Bus Ride to Justice is the autobiography of civil rights attorney Fred Gray.  Gray grew up in Montgomery, Alabama, but had to leave the state to complete his law degree because blacks could not then attend Alabama law schools.  He returned to his hometown in 1954, and became one of two black lawyers in the city.

When his friend Rosa Parks was arrested in 1955 for violating the segregated seating ordinance on a Montgomery bus, 26 year old Martin Luther King, Jr. was chosen to lead the Montgomery Bus Boycott, and 24-year old Fred Gray became his—and the movement's— lawyer.
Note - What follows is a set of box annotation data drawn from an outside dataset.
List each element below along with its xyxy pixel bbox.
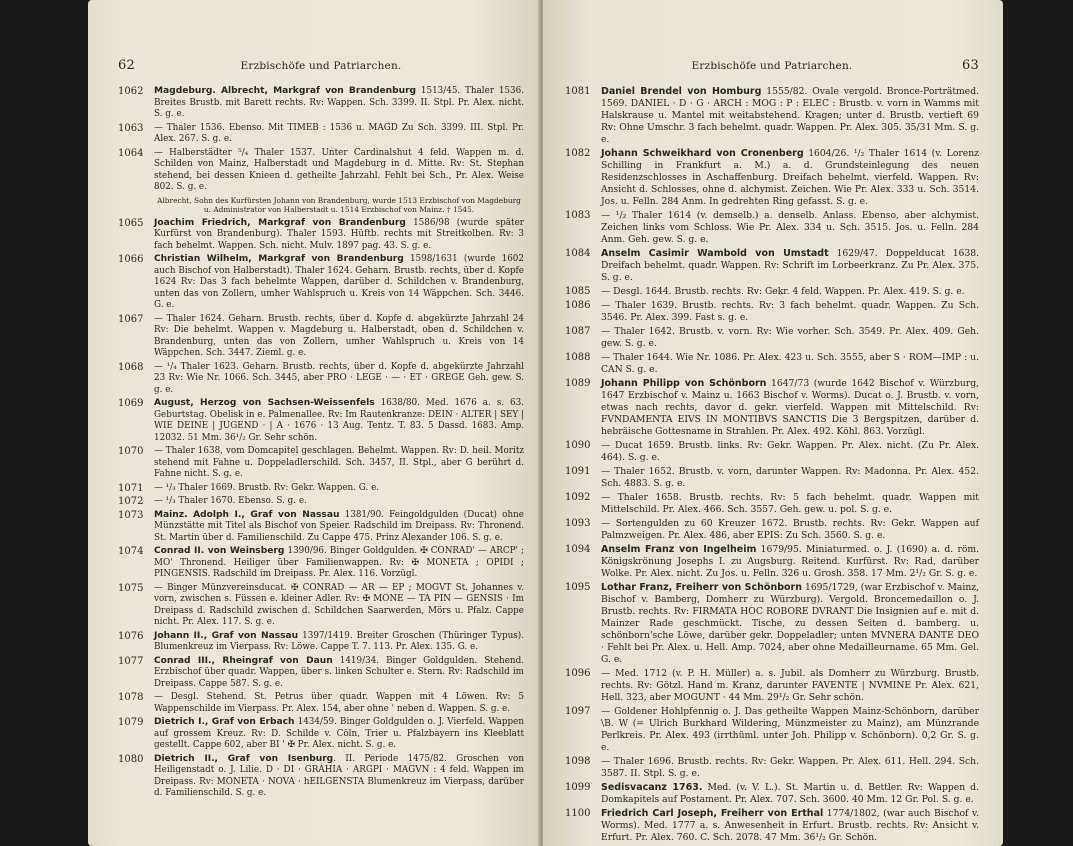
entry-description: 1598/1631 (wurde 1602 auch Bischof von Halberstadt). Thaler 1624. Geharn. Brustb. rechts, über d. Kopfe 1624 Rv: Das 3 fach behelmte Wappen, darüber d. Schildchen v. Brandenburg, unten das von Zollern, umher Wahlspruch u. Kreis von 14 Wäppchen. Sch. 3446. G. e. [154, 254, 525, 310]
running-title: Erzbischöfe und Patriarchen. [691, 60, 853, 72]
catalog-entry [118, 546, 524, 581]
catalog-entry [118, 148, 524, 194]
entry-description: — Thaler 1624. Geharn. Brustb. rechts, über d. Kopfe d. abgekürzte Jahrzahl 24 Rv: Die behelmt. Wappen v. Magdeburg u. Halberstadt, oben d. Schildchen v. Brandenburg, unten das von Zollern, umher Wahlspruch u. Kreis von 14 Wäppchen. Sch. 3447. Zieml. g. e. [154, 313, 524, 358]
entry-description: 1555/82. Ovale vergold. Bronce-Porträtmed. 1569. DANIEL · D · G · ARCH : MOG : P : ELEC : Brustb. v. vorn in Wamms mit Halskrause u. Mantel mit weitabstehend. Kragen; unter d. Brustb. vertieft 69 Rv: Ohne Umschr. 3 fach behelmt. quadr. Wappen. Pr. Alex. 305. 35/31 Mm. S. g. e. [601, 86, 979, 145]
catalog-entry [118, 446, 524, 481]
catalog-entry [565, 86, 979, 146]
entry-number: 1085 [565, 286, 591, 297]
entry-number: 1086 [565, 300, 591, 311]
catalog-entry [565, 706, 979, 754]
entry-heading: Sedisvacanz 1763. [601, 782, 703, 793]
entry-description: 1604/26. ¹/₂ Thaler 1614 (v. Lorenz Schilling in Frankfurt a. M.) a. d. Grundsteinlegung des neuen Residenzschlosses in Aschaffenburg. Dreifach behelmt. vierfeld. Wappen. Rv: Ansicht d. Schlosses, ohne d. alchymist. Zeichen. Wie Pr. Alex. 333 u. Sch. 3514. Jos. u. Felln. 284 Anm. In gedrehten Ring gefasst. S. g. e. [601, 148, 979, 207]
entry-number: 1093 [565, 518, 591, 529]
catalog-entry [118, 218, 524, 253]
catalog-entry [565, 148, 979, 208]
entry-description: 1679/95. Miniaturmed. o. J. (1690) a. d. röm. Königskrönung Josephs I. zu Augsburg. Reitend. Kurfürst. Rv: Rad, darüber Wolke. Pr. Alex. nicht. Zu Jos. u. Felln. 326 u. Grosh. 358. 17 Mm. 2¹/₂ Gr. S. g. e. [601, 544, 979, 579]
catalog-entry [565, 210, 979, 246]
entry-heading: Conrad II. von Weinsberg [154, 546, 285, 556]
entry-description: Med. (v. V. L.). St. Martin u. d. Bettler. Rv: Wappen d. Domkapitels auf Postament. Pr. Alex. 707. Sch. 3600. 40 Mm. 12 Gr. Pol. S. g. e. [601, 782, 979, 805]
entry-number: 1067 [118, 313, 144, 325]
entry-description: 1629/47. Doppelducat 1638. Dreifach behelmt. quadr. Wappen. Rv: Schrift im Lorbeerkranz. Zu Pr. Alex. 375. S. g. e. [601, 248, 979, 283]
entry-number: 1077 [118, 655, 144, 667]
entry-number: 1082 [565, 148, 591, 159]
right-page-header [565, 58, 979, 80]
entry-heading: Johann Schweikhard von Cronenberg [601, 148, 804, 159]
entry-heading: Conrad III., Rheingraf von Daun [154, 655, 333, 666]
entry-description: 1434/59. Binger Goldgulden o. J. Vierfeld. Wappen auf grossem Kreuz. Rv: D. Schilde v. Cöln, Trier u. Pfalzbayern ins Kleeblatt gestellt. Cappe 602, aber BI ' ✠ Pr. Alex. nicht. S. g. e. [154, 717, 524, 750]
entry-heading: Johann II., Graf von Nassau [154, 630, 299, 641]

Since then, his cases and clients have included the Montgomery March, the victims of the Tuskegee Syphilis Study, and the desegregation of schools, housing, accommodations, and more.

about the author
Fred Gray grew up in Montgomery, Alabama. He  is a graduate of the Nashville Christian Institute, Alabama State University, and Case Western Reserve University.  He also received an Honorary Doctor of Laws degree from the University of Massachusetts.  Gray is a senior partner at the law firm of Gray, Langford, Sapp, McGowan, Gray & Nathanson. He was also  the first African-American President of the Alabama State Bar Association.